Computers in modern cars can perform all sorts of wonders. According to the National Highway Traffic Safety Administration, these wonders should be curtailed while you’re driving. Mercedes-Benz recently discovered a quirk in the infotainment systems of four of its recent car models that allowed the driver to watch videos, browse the web, or even play video games while the car was in motion. After being made aware of the issue in mid-November 2021, the automaker made a change to its network servers and issued a recall for 227 affected cars.
Mercedes-Benz wasn’t the only automaker to allow drivers to distract themselves in 2021. Over the summer, Tesla issued a software update that gave occupants of the front seats access to movies, video games, and more. The NHTSA confirmed that it was investigating the functionality on December 8th. “The Vehicle Safety Act prohibits manufacturers from selling vehicles with design defects posing unreasonable risks to safety,” it said in a statement. Two weeks later, on December 22nd, the NHTSA opened a formal investigation. Tesla announced it would remove the functionality the next day.
Despite Tesla’s sudden cooperation, the agency’s probe continues. The NTHSA is set to investigate over half a million cars, focusing on the Tesla Models 3, S, X, and Y made between 2017 and 2022. According to documents released as part of the investigation, the ability to play video games has been present since December 2020. Tesla has on-screen warnings about the dangers of playing video games while driving, but the cars lack the ability to distinguish between front-seat passengers and drivers interacting with software. This allowed drivers to distract themselves with games like Sky Force Reloaded and Solitaire or browse the web on the car’s touchscreen.
While Tesla owners are keen to install physical aftermarket upgrades like coilover kits, modified software is a much bigger hassle. But what are coilovers? Coilovers serve as shock absorbers – they keep the vehicle from bottoming out. They also allow drivers to switch between street driving and track configurations with ease, making them particularly popular among performance enthusiasts. When it comes to non-physical upgrades however, Tesla has been fighting back against its owners’ ability to install third-party software modifications since 2020. When a Tesla detects modified software, it warns drivers that their cars could be damaged or shut down by the hacks. It might still be possible to restore the ability to play games while your Tesla’s autopilot drives for you, but given that your modification will make Tesla cranky and void your warranty, it’s probably easier to just use your phone.

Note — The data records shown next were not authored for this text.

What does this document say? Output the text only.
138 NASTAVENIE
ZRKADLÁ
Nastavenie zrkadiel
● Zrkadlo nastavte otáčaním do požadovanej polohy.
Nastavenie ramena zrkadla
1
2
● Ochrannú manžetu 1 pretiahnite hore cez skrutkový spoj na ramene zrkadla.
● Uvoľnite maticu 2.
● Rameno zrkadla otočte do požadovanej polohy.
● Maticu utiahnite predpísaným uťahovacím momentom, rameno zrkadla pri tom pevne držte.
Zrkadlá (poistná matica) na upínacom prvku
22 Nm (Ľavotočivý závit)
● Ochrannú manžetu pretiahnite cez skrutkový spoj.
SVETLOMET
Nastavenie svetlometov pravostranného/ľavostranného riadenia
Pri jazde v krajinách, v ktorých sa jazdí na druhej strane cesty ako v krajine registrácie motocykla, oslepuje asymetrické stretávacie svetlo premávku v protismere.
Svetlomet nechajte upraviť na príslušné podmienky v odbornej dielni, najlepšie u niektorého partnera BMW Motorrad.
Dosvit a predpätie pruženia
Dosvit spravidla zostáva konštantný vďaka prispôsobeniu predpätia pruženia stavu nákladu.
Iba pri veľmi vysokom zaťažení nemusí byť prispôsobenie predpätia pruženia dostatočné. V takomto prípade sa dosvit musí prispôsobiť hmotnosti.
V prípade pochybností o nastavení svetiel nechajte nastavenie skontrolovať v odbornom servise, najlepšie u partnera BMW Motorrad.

While Tesla seems to be in hot water over its software systems, Mercedes-Benz and other auto manufacturers are taking the risk of distracted driving seriously. Recall documents suggest that Mercedes’ concern extends to drivers being distracted by passengers playing games, not just drivers playing the games themselves. Many modern cars, including the 2022 Jeep Grand Cherokee, have solved this problem by angling entertainment screens to be hidden from the driver’s seat. Front passengers can still watch TV, play games, and surf the web, but the driver can’t see a single pixel.
Mercedes’ haste to issue a recall may be related to a 2019 penalty of $13 million issued by the NHTSA related to previous recalls. According to the regulatory agency, Mercedes was too slow to issue recall notices to drivers and report problems to the agency. While the automaker maintained a website that allowed vehicle owners to check the recall status of their cars by VIN, the agency identified flaws with both the operation and the functionality of the online system. Two years after the fine, Mercedes-Benz’s US team seems dedicated to avoiding its past errors and issuing recalls sooner rather than later.
As of December 2021, it’s no longer possible to play video games while driving a Mercedes. Four models, including the 2021 S580 as well as the 2022 S500, EQS450, and EQS 580, briefly allowed the driver to access entertainment features on the car’s front touchscreen while the car was in motion. The German auto manufacturer was quick to issue a recall of 227 affected vehicles and fix a network server issue that contributed to the accidental functionality. While Mercedes’ driver distraction seems to have been a limited thing, an NHTSA investigation into Tesla entertainment consoles alleges that drivers may have been able to play video games since 2020. Despite an industry trend towards measures like angled screens, entertainment lockouts while the car is in motion, and more, the CDC says that 8 people are killed by distracted drivers each day, which is why lawmakers have been cracking down on their use in current vehicle models.